Re: No Degree Required

Post by palladin9479 »

MSimon wrote:
Employers value education, especially live education because it teachs more than the core technical points of a topic. It teaches problem solving based on reason, it teaches human interactions and dynamics, self awareness and responsibility, teamwork, all things that employers say are lacking more and more in non or low level educated employees.
Funny enough, the aerospace company I worked for valued me for all those things. And most of the important stuff can't be taught in schools. You don't learn team creation from books or school. You learn it from creating teams.

Fortunately for me my education was not low level. I just didn't get it in school.

I remember my bosses at the aerospace company coming to me and apologizing to the effect, "I'm sorry we don't have anything really leading edge high tech for you to do next but could you help us with..." I said yes and became the go to guy for projects in trouble in the test eqpt dept.
Yeah he's pretty much talking out his a$$. It's the default go to myth for those who prefer to point to a piece of paper rather then actually demonstrate skills. Your first few years are nothing but bullsh!t and more bullsh!t, filling time slots with required coursed that have absolutely jack sh!t to do with your field of study. It's all meant to drag out the process, extract revenue and force graduates to "pay their dues" so they convince the next generation of children to do the exact same thing. All financed by debt, astronomically sized mounds of government guaranteed debt that make the housing crisis look small by comparison. That will be the next big debt crisis, too many graduates start defaulting on their loans which have fur decades been seen as "safe" debt.

Diogenes
Posts: 6968
Joined: Mon Jun 15, 2009 3:33 pm

Re: No Degree Required

Post by Diogenes »

palladin9479 wrote: Yeah he's pretty much talking out his a$$. It's the default go to myth for those who prefer to point to a piece of paper rather then actually demonstrate skills. Your first few years are nothing but bullsh!t and more bullsh!t, filling time slots with required coursed that have absolutely jack sh!t to do with your field of study.
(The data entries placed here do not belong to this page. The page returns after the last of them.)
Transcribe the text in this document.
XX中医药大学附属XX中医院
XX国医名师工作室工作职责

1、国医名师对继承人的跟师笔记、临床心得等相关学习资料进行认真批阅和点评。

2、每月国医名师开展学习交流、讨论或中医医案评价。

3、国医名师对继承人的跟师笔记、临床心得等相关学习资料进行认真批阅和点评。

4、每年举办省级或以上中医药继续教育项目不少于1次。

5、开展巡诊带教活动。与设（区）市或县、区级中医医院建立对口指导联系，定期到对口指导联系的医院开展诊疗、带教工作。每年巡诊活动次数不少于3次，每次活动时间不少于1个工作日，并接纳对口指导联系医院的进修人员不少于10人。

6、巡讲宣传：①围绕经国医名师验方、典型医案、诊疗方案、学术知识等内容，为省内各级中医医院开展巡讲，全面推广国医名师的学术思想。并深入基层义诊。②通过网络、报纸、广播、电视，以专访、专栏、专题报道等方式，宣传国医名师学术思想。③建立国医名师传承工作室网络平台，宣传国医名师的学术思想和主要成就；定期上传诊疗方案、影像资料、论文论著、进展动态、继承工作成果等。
It's all meant to drag out the process, extract revenue and force graduates to "pay their dues" so they convince the next generation of children to do the exact same thing. All financed by debt, astronomically sized mounds of government guaranteed debt that make the housing crisis look small by comparison. That will be the next big debt crisis, too many graduates start defaulting on their loans which have fur decades been seen as "safe" debt.


Another area in which You and I agree.
‘What all the wise men promised has not happened, and what all the damned fools said would happen has come to pass.’
— Lord Melbourne —

ladajo
Posts: 6258
Joined: Thu Sep 17, 2009 11:18 pm
Location: North East Coast

Re: No Degree Required

Post by ladajo »

Diogenes wrote:
palladin9479 wrote: Yeah he's pretty much talking out his a$$. It's the default go to myth for those who prefer to point to a piece of paper rather then actually demonstrate skills. Your first few years are nothing but bullsh!t and more bullsh!t, filling time slots with required coursed that have absolutely jack sh!t to do with your field of study. It's all meant to drag out the process, extract revenue and force graduates to "pay their dues" so they convince the next generation of children to do the exact same thing. All financed by debt, astronomically sized mounds of government guaranteed debt that make the housing crisis look small by comparison. That will be the next big debt crisis, too many graduates start defaulting on their loans which have fur decades been seen as "safe" debt.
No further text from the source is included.